In the spring of 2015, I decided to write a book. At the time, my life was quiet and conservative, even meek. I had just had my third child that winter, and I was exhausted if I’m honest, and a little suffocated by my life. After a pretty steady stream of disappointing reads, I decided to tell myself a story. I wrote the book I wanted to read. Something lyrical and lovely. Something dramatic but not dismal. Something both story and character driven. Something with sweeping lace skirts, but connected to my modern life. I wrote Idyllwilde.
I was beguiled by Kate Morton’s The Forgotten Garden and Susanna Kearsley’s The Winter Sea, and I borrowed their strategies of interweaving modern women into a historical fiction novel. Initially, I had wanted the modern and the historical portions of the book to be about equal in the space I gave to their stories, but it was the grandeur of the 1910’s that kept me enraptured, and as I went forward I decided to write that entire portion first, and then backfill the parallel contemporary story. In the end, the modern timeline became a faint echo of the historical one, and I can’t say I have any regrets. When the finished book came up short of my goal for typical historical fiction (usually a whopping 80,000 words), I went with my instincts and cut, rather than embellishing. The result is half that length, a fast read with a slow and lyrical, almost dreamlike first act and ever growing momentum to a dramatic finish.

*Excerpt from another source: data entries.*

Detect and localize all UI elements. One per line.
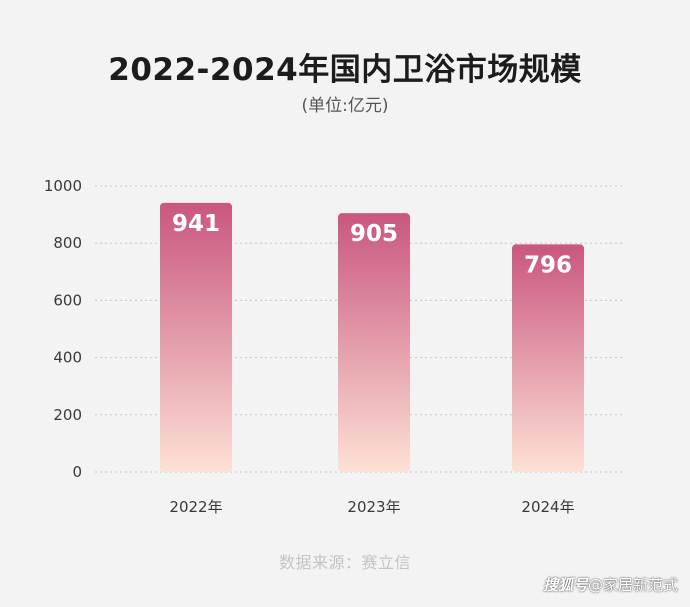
bars [160,202,584,473]
watermark: 搜狐号@家居新范式 [543,574,678,595]
source-note: 数据来源：赛立信 [278,553,411,572]
x-axis-categories: 2022年 2023年 2024年 [169,498,574,516]
y-tick-label: 400 [53,349,82,367]
watermark-logo: 搜狐号 [542,576,588,594]
data-label: 905 [350,221,398,247]
data-label: 941 [172,211,220,237]
x-category-label: 2022年 [169,498,222,516]
y-tick-label: 600 [53,291,82,309]
bar [160,202,232,472]
x-category-label: 2023年 [347,498,400,516]
x-category-label: 2024年 [521,498,574,516]
chart-title: 2022-2024年国内卫浴市场规模 [108,52,582,88]
bar [338,213,410,473]
y-tick-label: 200 [53,406,82,424]
data-label: 796 [524,252,572,278]
y-axis-ticks: 0 200 400 600 800 1000 [44,177,82,481]
y-tick-label: 1000 [44,177,82,195]
y-tick-label: 0 [72,463,82,481]
watermark-text: @家居新范式 [587,576,678,594]
y-tick-label: 800 [53,234,82,252]
bar [512,244,584,472]
data-labels: 941 905 796 [172,211,572,278]
chart-subtitle: (单位:亿元) [301,96,389,116]
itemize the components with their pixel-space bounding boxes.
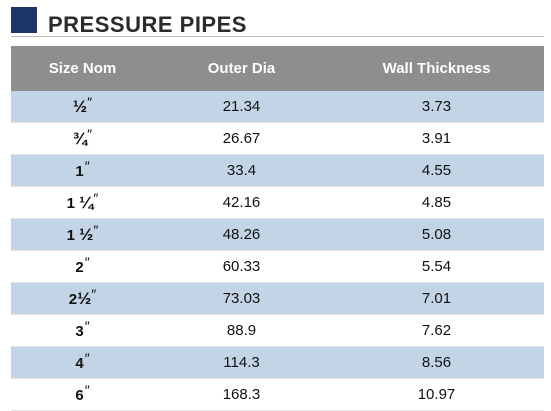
brand-square-icon [11, 7, 37, 33]
inch-mark: ″ [84, 317, 90, 334]
size-fraction: ¾ [72, 128, 87, 148]
size-nom-cell: 1 ¼″ [11, 186, 154, 219]
table-row: ¾″ 26.67 3.91 [11, 122, 544, 155]
size-nom-cell: 3″ [11, 314, 154, 347]
size-fraction: ½ [72, 96, 87, 116]
wall-thickness-cell: 4.55 [329, 154, 544, 187]
table-row: 3″ 88.9 7.62 [11, 314, 544, 347]
size-fraction: ½ [79, 224, 93, 244]
table-row: 2½″ 73.03 7.01 [11, 282, 544, 315]
outer-dia-cell: 33.4 [154, 154, 329, 187]
inch-mark: ″ [93, 189, 99, 206]
table-row: 4″ 114.3 8.56 [11, 346, 544, 379]
size-fraction: ½ [77, 288, 91, 308]
wall-thickness-cell: 10.97 [329, 378, 544, 411]
inch-mark: ″ [84, 349, 90, 366]
size-whole: 1 [75, 162, 84, 180]
table-body: ½″ 21.34 3.73 ¾″ 26.67 3.91 1″ 33.4 4.55 1 ¼″ 42.1… [11, 91, 544, 411]
wall-thickness-cell: 5.08 [329, 218, 544, 251]
outer-dia-cell: 26.67 [154, 122, 329, 155]
size-nom-cell: 4″ [11, 346, 154, 379]
column-header-outer-dia: Outer Dia [154, 46, 329, 91]
column-header-wall-thickness: Wall Thickness [329, 46, 544, 91]
size-nom-cell: 1″ [11, 154, 154, 187]
outer-dia-cell: 168.3 [154, 378, 329, 411]
size-nom-cell: ½″ [11, 91, 154, 123]
table-row: 1″ 33.4 4.55 [11, 154, 544, 187]
table-header-row: Size Nom Outer Dia Wall Thickness [11, 46, 544, 91]
inch-mark: ″ [87, 93, 93, 110]
wall-thickness-cell: 5.54 [329, 250, 544, 283]
size-nom-cell: ¾″ [11, 122, 154, 155]
size-nom-cell: 6″ [11, 378, 154, 411]
size-nom-cell: 1 ½″ [11, 218, 154, 251]
outer-dia-cell: 21.34 [154, 91, 329, 123]
outer-dia-cell: 60.33 [154, 250, 329, 283]
wall-thickness-cell: 8.56 [329, 346, 544, 379]
table-header: Size Nom Outer Dia Wall Thickness [11, 46, 544, 91]
wall-thickness-cell: 7.01 [329, 282, 544, 315]
outer-dia-cell: 48.26 [154, 218, 329, 251]
page-header: PRESSURE PIPES [0, 0, 551, 46]
wall-thickness-cell: 7.62 [329, 314, 544, 347]
size-nom-cell: 2″ [11, 250, 154, 283]
outer-dia-cell: 42.16 [154, 186, 329, 219]
size-nom-cell: 2½″ [11, 282, 154, 315]
outer-dia-cell: 88.9 [154, 314, 329, 347]
wall-thickness-cell: 3.73 [329, 91, 544, 123]
pressure-pipes-table: Size Nom Outer Dia Wall Thickness ½″ 21.3… [11, 46, 544, 411]
size-whole: 2 [75, 258, 84, 276]
size-whole: 3 [75, 322, 84, 340]
outer-dia-cell: 114.3 [154, 346, 329, 379]
inch-mark: ″ [93, 221, 99, 238]
inch-mark: ″ [84, 381, 90, 398]
size-whole: 2 [68, 290, 78, 308]
wall-thickness-cell: 4.85 [329, 186, 544, 219]
size-whole: 1 [66, 194, 80, 212]
header-divider [11, 36, 544, 37]
outer-dia-cell: 73.03 [154, 282, 329, 315]
table-row: ½″ 21.34 3.73 [11, 91, 544, 123]
size-fraction: ¼ [79, 192, 93, 212]
table-row: 2″ 60.33 5.54 [11, 250, 544, 283]
size-whole: 6 [75, 386, 84, 404]
column-header-size-nom: Size Nom [11, 46, 154, 91]
page-title: PRESSURE PIPES [48, 12, 247, 37]
inch-mark: ″ [84, 253, 90, 270]
table-row: 1 ¼″ 42.16 4.85 [11, 186, 544, 219]
size-whole: 4 [75, 354, 84, 372]
inch-mark: ″ [84, 157, 90, 174]
table-row: 1 ½″ 48.26 5.08 [11, 218, 544, 251]
wall-thickness-cell: 3.91 [329, 122, 544, 155]
table-row: 6″ 168.3 10.97 [11, 378, 544, 411]
inch-mark: ″ [91, 285, 97, 302]
inch-mark: ″ [87, 125, 93, 142]
size-whole: 1 [66, 226, 80, 244]
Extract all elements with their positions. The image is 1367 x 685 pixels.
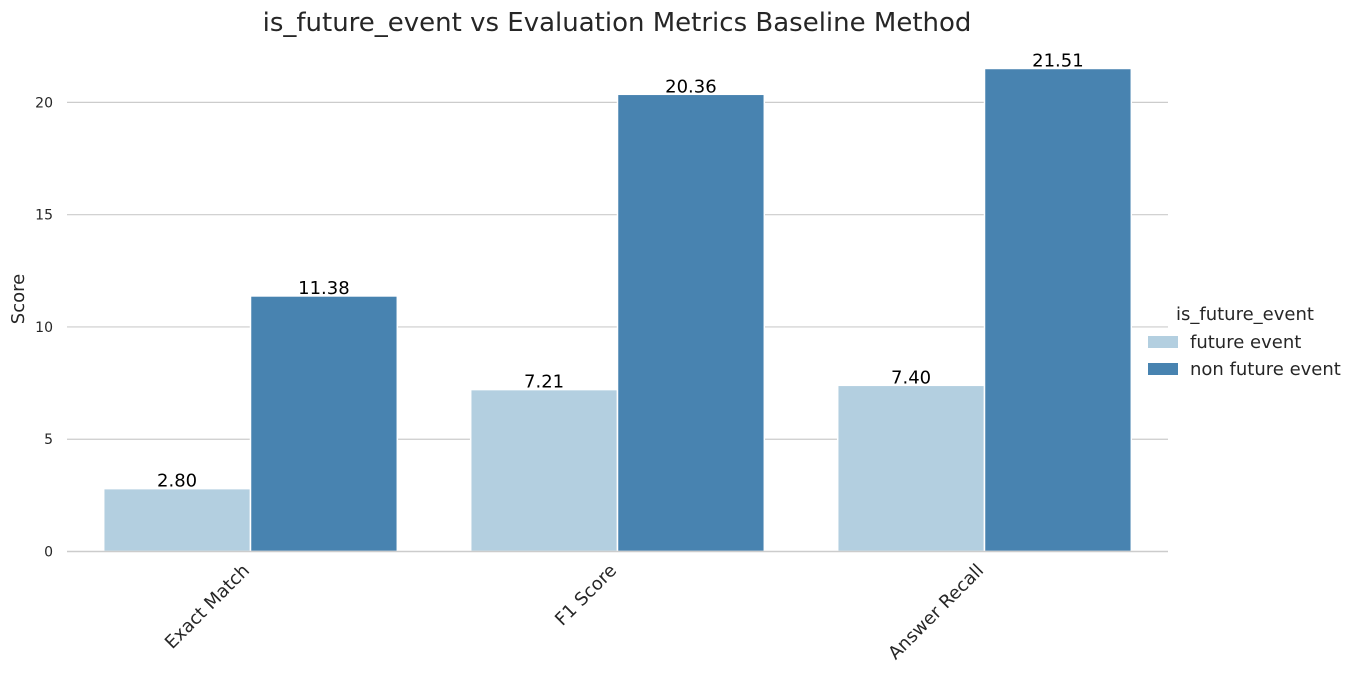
- legend-label: non future event: [1190, 359, 1341, 380]
- data-label: 2.80: [157, 471, 197, 492]
- x-tick-label: F1 Score: [551, 560, 621, 630]
- data-label: 20.36: [665, 76, 717, 97]
- bar: [469, 388, 619, 553]
- data-label: 11.38: [298, 278, 350, 299]
- bar: [836, 384, 986, 553]
- y-tick-label: 0: [44, 545, 53, 561]
- y-axis-label: Score: [8, 274, 29, 324]
- data-labels: 2.80 11.38 7.21 20.36 7.40 21.51: [157, 50, 1084, 491]
- y-tick-label: 15: [35, 208, 53, 224]
- data-label: 21.51: [1032, 50, 1084, 71]
- legend: is_future_event future event non future e…: [1148, 304, 1341, 380]
- bars: [102, 67, 1133, 553]
- legend-swatch: [1148, 336, 1178, 348]
- y-tick-label: 10: [35, 320, 53, 336]
- bar: [616, 93, 766, 553]
- y-tick-label: 20: [35, 95, 53, 111]
- bar: [249, 295, 399, 553]
- legend-title: is_future_event: [1176, 304, 1314, 325]
- chart-title: is_future_event vs Evaluation Metrics Ba…: [263, 8, 972, 38]
- x-tick-label: Answer Recall: [884, 560, 988, 664]
- data-label: 7.40: [891, 367, 931, 388]
- bar: [102, 487, 252, 553]
- x-axis-ticks: Exact Match F1 Score Answer Recall: [161, 560, 988, 664]
- data-label: 7.21: [524, 372, 564, 393]
- bar: [983, 67, 1133, 553]
- legend-swatch: [1148, 363, 1178, 375]
- y-tick-label: 5: [44, 432, 53, 448]
- legend-label: future event: [1190, 332, 1301, 353]
- y-axis-ticks: 0 5 10 15 20: [35, 95, 53, 560]
- x-tick-label: Exact Match: [161, 560, 254, 653]
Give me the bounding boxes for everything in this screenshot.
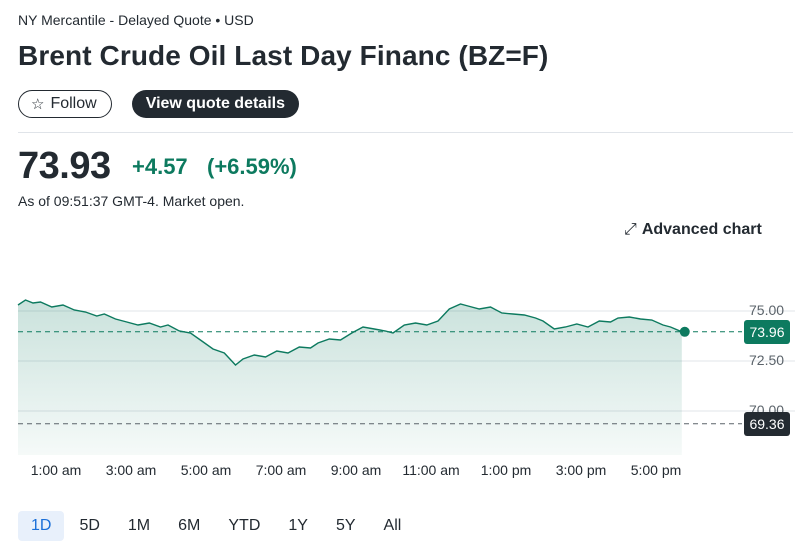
range-tab-ytd[interactable]: YTD (228, 517, 261, 534)
previous-close-badge: 69.36 (744, 411, 790, 436)
range-tab-1y[interactable]: 1Y (288, 517, 308, 534)
follow-label: Follow (50, 95, 97, 112)
time-range-selector: 1D 5D 1M 6M YTD 1Y 5Y All (18, 511, 416, 541)
y-axis-tick-label: 72.50 (749, 352, 785, 368)
quote-actions: ☆ Follow View quote details (18, 90, 299, 118)
x-axis-tick-label: 7:00 am (255, 462, 307, 478)
range-tab-1m[interactable]: 1M (127, 517, 151, 534)
star-icon: ☆ (31, 96, 45, 113)
divider (18, 132, 793, 133)
quote-timestamp: As of 09:51:37 GMT-4. Market open. (18, 193, 245, 209)
current-price-badge: 73.96 (744, 319, 790, 344)
expand-arrows-icon: ⤢ (624, 221, 637, 238)
x-axis-tick-label: 3:00 pm (555, 462, 607, 478)
price-chart[interactable] (0, 270, 806, 460)
x-axis-tick-label: 5:00 am (180, 462, 232, 478)
price-change-percent: (+6.59%) (207, 154, 297, 179)
range-tab-1d[interactable]: 1D (18, 511, 65, 541)
range-tab-all[interactable]: All (383, 517, 402, 534)
range-tab-5y[interactable]: 5Y (335, 517, 356, 534)
view-quote-details-button[interactable]: View quote details (131, 90, 299, 118)
range-tab-6m[interactable]: 6M (178, 517, 201, 534)
exchange-info: NY Mercantile - Delayed Quote • USD (18, 12, 254, 28)
x-axis-tick-label: 5:00 pm (630, 462, 682, 478)
last-price-dot (679, 326, 690, 337)
page-title: Brent Crude Oil Last Day Financ (BZ=F) (18, 40, 549, 71)
follow-button[interactable]: ☆ Follow (18, 90, 112, 118)
range-tab-5d[interactable]: 5D (79, 517, 100, 534)
y-axis-tick-label: 75.00 (749, 302, 785, 318)
x-axis-tick-label: 11:00 am (402, 462, 460, 478)
price-change: +4.57 (132, 154, 188, 179)
x-axis-tick-label: 3:00 am (105, 462, 157, 478)
advanced-chart-label: Advanced chart (641, 221, 762, 238)
x-axis-tick-label: 1:00 am (30, 462, 82, 478)
price-line (17, 299, 683, 366)
x-axis-tick-label: 9:00 am (330, 462, 382, 478)
advanced-chart-link[interactable]: ⤢ Advanced chart (624, 221, 762, 239)
x-axis-tick-label: 1:00 pm (480, 462, 532, 478)
current-price: 73.93 (18, 145, 111, 187)
price-area-fill (18, 300, 682, 455)
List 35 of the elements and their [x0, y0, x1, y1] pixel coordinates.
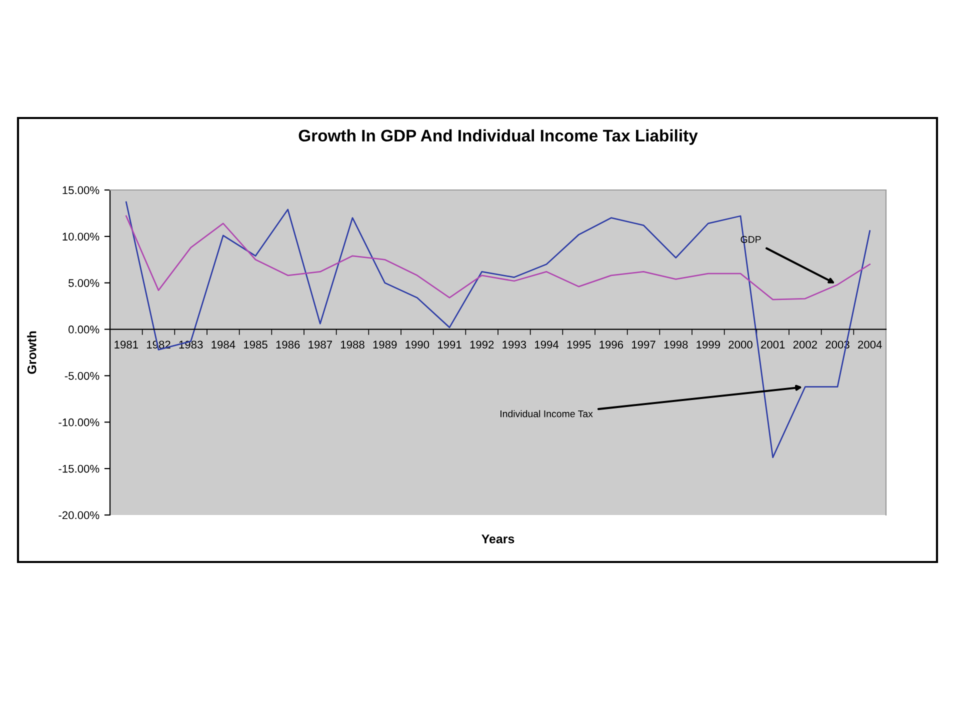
x-tick-label: 1997: [632, 340, 656, 349]
x-tick-label: 2002: [793, 340, 817, 349]
x-tick-label: 1983: [179, 340, 203, 349]
annotation: Individual Income Tax: [500, 410, 593, 418]
y-tick-label: 5.00%: [68, 279, 100, 287]
y-tick-label: -20.00%: [58, 511, 100, 520]
y-tick-label: 10.00%: [62, 232, 100, 241]
y-tick-label: -15.00%: [58, 464, 100, 473]
x-tick-label: 1987: [308, 340, 332, 349]
x-tick-label: 1994: [534, 340, 559, 349]
x-tick-label: 1988: [340, 340, 364, 349]
x-tick-label: 1993: [502, 340, 526, 349]
x-tick-label: 1984: [212, 340, 236, 349]
y-tick-label: 0.00%: [68, 326, 100, 334]
x-tick-label: 2001: [761, 340, 785, 349]
x-tick-label: 1996: [600, 340, 624, 349]
x-tick-label: 1985: [244, 340, 268, 349]
y-axis-title: Growth: [27, 331, 36, 374]
x-tick-label: 1989: [373, 340, 397, 349]
x-tick-label: 1998: [664, 340, 688, 349]
x-axis-title: Years: [482, 534, 514, 544]
y-tick-label: 15.00%: [62, 186, 100, 194]
x-tick-label: 1986: [276, 340, 300, 349]
x-tick-label: 1992: [470, 340, 494, 349]
line-series: [125, 215, 871, 300]
x-tick-label: 2000: [728, 340, 752, 349]
x-tick-label: 1995: [567, 340, 591, 349]
x-tick-label: 1981: [114, 340, 138, 349]
y-tick-label: -10.00%: [58, 418, 100, 426]
x-tick-label: 1991: [438, 340, 462, 349]
y-tick-label: -5.00%: [64, 372, 100, 380]
chart-title: Growth In GDP And Individual Income Tax Liability: [298, 129, 698, 145]
x-tick-label: 2004: [858, 340, 882, 349]
x-tick-label: 1999: [696, 340, 720, 349]
x-tick-label: 1990: [406, 340, 430, 349]
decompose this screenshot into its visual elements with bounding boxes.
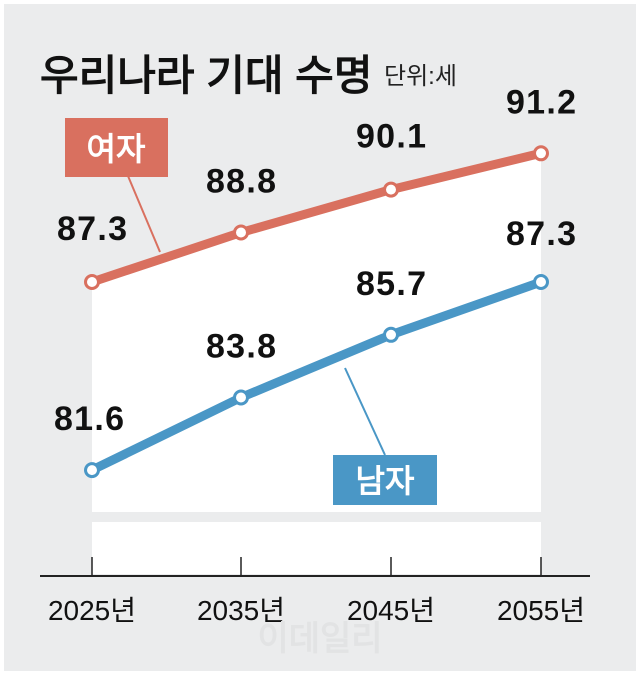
chart-title: 우리나라 기대 수명 xyxy=(40,52,372,99)
x-tick-label: 2045년 xyxy=(347,595,435,626)
male-data-point xyxy=(383,326,399,343)
male-data-label: 87.3 xyxy=(506,215,576,253)
female-data-point xyxy=(233,224,249,241)
watermark-logo: 이데일리 xyxy=(257,620,382,658)
male-legend-label: 남자 xyxy=(356,463,415,499)
male-data-point xyxy=(84,462,100,479)
female-series-line xyxy=(90,148,543,287)
plot-area-fill xyxy=(92,153,541,513)
female-data-label: 88.8 xyxy=(206,163,276,201)
male-data-label: 83.8 xyxy=(206,328,276,366)
unit-label: 단위:세 xyxy=(384,63,457,90)
female-callout-pointer xyxy=(127,175,161,253)
plot-lower-strip xyxy=(92,522,541,574)
female-data-point xyxy=(383,181,399,198)
female-legend-label: 여자 xyxy=(87,131,146,167)
male-data-point xyxy=(233,389,249,406)
female-data-label: 90.1 xyxy=(356,118,426,156)
x-tick-label: 2025년 xyxy=(48,595,136,626)
female-legend-box xyxy=(65,118,168,177)
male-callout-pointer xyxy=(344,367,386,456)
x-tick-label: 2055년 xyxy=(497,595,585,626)
x-tick-label: 2035년 xyxy=(197,595,285,626)
female-data-point xyxy=(84,274,100,290)
male-data-label: 85.7 xyxy=(356,265,426,303)
female-data-label: 87.3 xyxy=(57,210,127,248)
female-data-label: 91.2 xyxy=(506,83,576,121)
male-data-label: 81.6 xyxy=(54,400,124,438)
male-series-line xyxy=(90,277,543,475)
male-legend-box xyxy=(333,455,437,505)
female-data-point xyxy=(533,145,549,162)
male-data-point xyxy=(533,274,549,290)
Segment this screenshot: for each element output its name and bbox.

Writing Idyllwilde gave me the courage I needed to embrace my life as a writer and creator. I began podcasting soon after, and wrote poetry again for the first time in years. Now, I am enrolled at the state university with a double major in English (writing) and Film and Media Studies. I have written a short film for school that was well received, and have my next big novel percolating, though it is of a scope that may take years to accomplish. I guess you could say that this little novel was a gateway drug for me, and I will always have a great deal of sentimental feeling attached to it, even if it is starting to feel as though it came from a very distant time in my life, before I realized who I was and what I wanted. Still, the honesty is there, before I knew it myself. That is the way with art and creativity, I think. It’s always a bit of a self portrait, and if we’re lucky, it will resonate with other people because of that honesty and truth.